A five-strong majority of the nine-member expert panel called for the Bank to halt its radical quantitative-easing (QE) programme to pump extra money into circulation through massive buying of government and corporate bonds as soon as it completes its present £125 billion of planned purchases.
But the majority of The Times MPC also called for the Bank to make clear to edgy markets nervous over fragile recovery prospects that it stands ready to return to the offensive, and to extend QE, if there is any hint that the nascent economic revival might falter.
The four other panel members said that the Bank should use up the rest of the maximum of £150 billion financial firepower for asset purchases granted to it by the Chancellor, voicing anxieties — shared by most of the rest of the group — over the threat to recovery posed by the continuing credit crunch as banks’ lending remains badly constricted.

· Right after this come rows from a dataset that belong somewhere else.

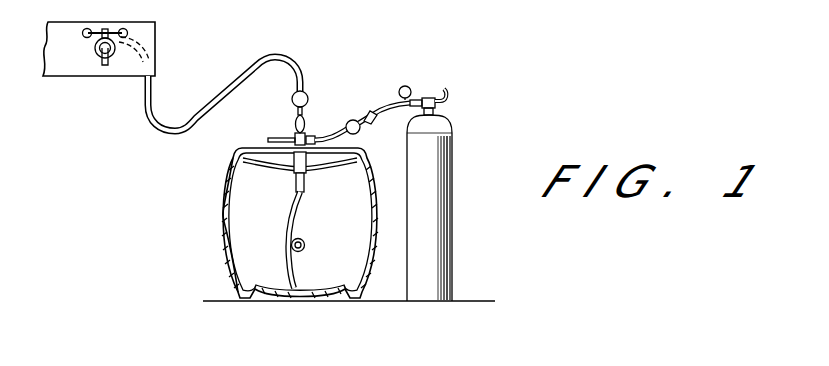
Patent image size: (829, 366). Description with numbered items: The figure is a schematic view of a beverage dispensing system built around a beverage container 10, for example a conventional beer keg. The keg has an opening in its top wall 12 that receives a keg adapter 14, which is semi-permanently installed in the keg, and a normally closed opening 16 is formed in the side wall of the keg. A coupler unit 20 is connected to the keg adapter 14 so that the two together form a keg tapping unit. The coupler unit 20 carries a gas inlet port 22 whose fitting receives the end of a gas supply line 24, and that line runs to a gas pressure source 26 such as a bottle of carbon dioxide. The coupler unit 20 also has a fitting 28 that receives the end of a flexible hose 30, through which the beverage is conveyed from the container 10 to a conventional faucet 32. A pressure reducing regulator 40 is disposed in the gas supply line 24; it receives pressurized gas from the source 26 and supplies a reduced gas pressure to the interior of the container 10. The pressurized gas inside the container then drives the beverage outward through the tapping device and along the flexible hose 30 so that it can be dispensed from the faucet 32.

The beverage container 10 is at (222, 253).
The top wall 12 is at (290, 164).
The keg adapter 14 is at (307, 171).
The normally closed opening 16 is at (305, 245).
The coupler unit 20 is at (295, 138).
The gas inlet port 22 is at (314, 136).
The gas supply line 24 is at (383, 113).
The gas pressure source 26 is at (432, 172).
The fitting 28 is at (294, 119).
The flexible hose 30 is at (168, 135).
The faucet 32 is at (98, 67).
The pressure reducing regulator 40 is at (363, 105).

Several Times MPC members called for the Bank to rethink the concentration of the QE scheme on purchases of UK government bonds, known as gilts.
They urged the Bank’s MPC to shift strategy and attempt to do more to bolster credit conditions for businesses through larger potential purchases of corporate debt.
Among the panel’s majority calling for at least a temporary hold on further quantitative easing, Bronwyn Curtis, head of global research at HSBC, said that Bank’s “printing money” drive already amounted to 9 per cent of GDP and was twice as large as the equivalent US effort relative to the size of the economy.
She said: “I think there is scope to wait for further evidence of its effect as long as it is made clear that further injections are possible.”
Anatole Kaletsky, chief economics commentator at The Times, echoed that view. “It is premature to talk about an increase in QE,” he argued.
But he said the Bank should make clear that it also had no intention for now of unwinding the past injections of liquidity.
Charles Goodhart, a former member of the Bank’s MPC, warned that “green shoots” in the economy remained fragile but pointed to signs that “monetary growth may be beginning to recover”.
Professor Goodhard added: “There is no case whatsoever for easing back on QE, but, as yet, equally no strong case for any further major expansion,” he said.